Inappropriate or ambiguous terminology in CT reports may create confusion for referring clinicians and contribute to underdiagnosis of vertebral fractures. Descriptions such as “vertebral height loss,” “wedging,” “endplate deformity,” or “degenerative change” are often used without explicitly identifying the presence of a vertebral fracture, thereby reducing the likelihood of appropriate clinical follow-up.9 Since many of these fractures are detected incidentally on CT examinations performed for unrelated indications, failure to use clear and standardised terminology may result in missed opportunities for osteoporosis assessment and secondary fracture prevention.10
Educational initiatives directed at radiologists have been shown to improve awareness and reporting of osteoporotic vertebral fractures. Other authors emphasised the importance of adequate training in vertebral fracture assessment and standardised interpretation methods. Basic training programmes emphasising the radiological appearance of those fractures, the importance of standardised reporting, and the clinical implications of these findings could significantly enhance diagnostic accuracy and communication with referring physicians.11
The adoption of structured reporting systems and internationally recognised classification criteria may further reduce variability in interpretation and facilitate earlier diagnosis, timely referral, and initiation of anti-osteoporotic treatment, in line with the recommendations of the International Osteoporosis Foundation (IOF) through the ‘Capture the Fracture’ Best Practice Framework.12
More recently, AI-based vertebral fracture detection algorithms have been developed to operate in real-world clinical settings. Burns et al.13 demonstrated that automated CT-based systems are capable of detecting vertebral compression fractures and assessing bone density with promising accuracy.
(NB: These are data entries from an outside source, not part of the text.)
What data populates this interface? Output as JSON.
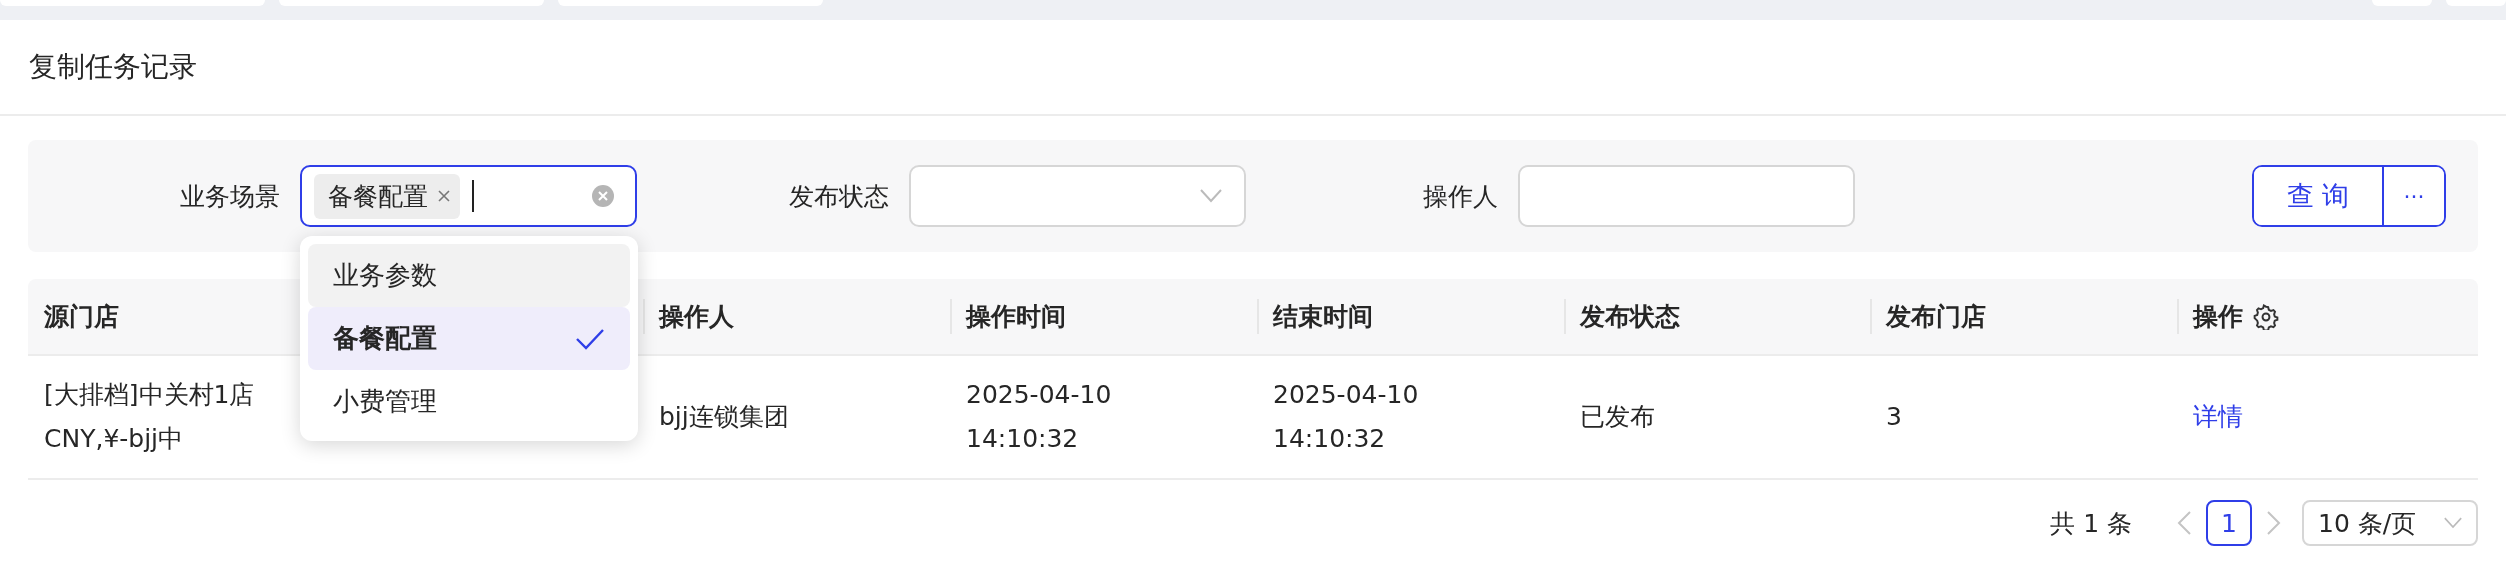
{
  "page_title": "复制任务记录",
  "filters": [
    {
      "kind": "tag-select",
      "label": "业务场景",
      "tags": [
        "备餐配置"
      ],
      "focused": true
    },
    {
      "kind": "select",
      "label": "发布状态",
      "focused": false
    },
    {
      "kind": "input",
      "label": "操作人",
      "focused": false
    }
  ],
  "buttons": {
    "query": "查 询",
    "more": "···"
  },
  "dropdown": {
    "options": [
      {
        "label": "业务参数",
        "selected": false,
        "hovered": true
      },
      {
        "label": "备餐配置",
        "selected": true,
        "hovered": false
      },
      {
        "label": "小费管理",
        "selected": false,
        "hovered": false
      }
    ]
  },
  "table": {
    "columns": [
      "源门店",
      "操作人",
      "操作时间",
      "结束时间",
      "发布状态",
      "发布门店",
      "操作"
    ],
    "rows": [
      {
        "cells": [
          {
            "kind": "text",
            "lines": [
              "[大排档]中关村1店",
              "CNY,¥-bjj中"
            ]
          },
          {
            "kind": "text",
            "lines": [
              "bjj连锁集团"
            ]
          },
          {
            "kind": "text",
            "lines": [
              "2025-04-10",
              "14:10:32"
            ]
          },
          {
            "kind": "text",
            "lines": [
              "2025-04-10",
              "14:10:32"
            ]
          },
          {
            "kind": "text",
            "lines": [
              "已发布"
            ]
          },
          {
            "kind": "text",
            "lines": [
              "3"
            ]
          },
          {
            "kind": "link",
            "lines": [
              "详情"
            ]
          }
        ]
      }
    ]
  },
  "pagination": {
    "total": "共 1 条",
    "pages": [
      {
        "label": "1",
        "selected": true
      }
    ],
    "page_size": "10 条/页"
  }
}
Similarly, others showed that deep learning models can automatically identify osteoporotic vertebral fractures on CT scans with high sensitivity and specificity.14 According to a systematic review, AI-assisted tools may be particularly valuable in high-volume radiology workflows, where subtle fractures are more likely to be overlooked due to time constraints or competing diagnostic priorities.15
In addition to improving fracture detection rates, AI technologies have the potential to optimise the efficiency of Fracture Liaison Services by facilitating automated patient identification and referral pathways. The IOF highlighted the importance of coordinated secondary fracture prevention programmes,12 and AI-supported imaging analysis may further strengthen these initiatives. More recently, Behanova et al.16 demonstrated the clinical relevance of opportunistic AI-supported detection of vertebral fractures on routine CT scans, showing that early recognition of incidental vertebral fractures may enable prompt osteoporosis evaluation and treatment, ultimately reducing the risk of subsequent fragility fractures and their associated healthcare burden.
As these technologies continue to evolve, their integration into routine radiological practice may become an important component of comprehensive osteoporosis care and secondary fracture prevention strategies.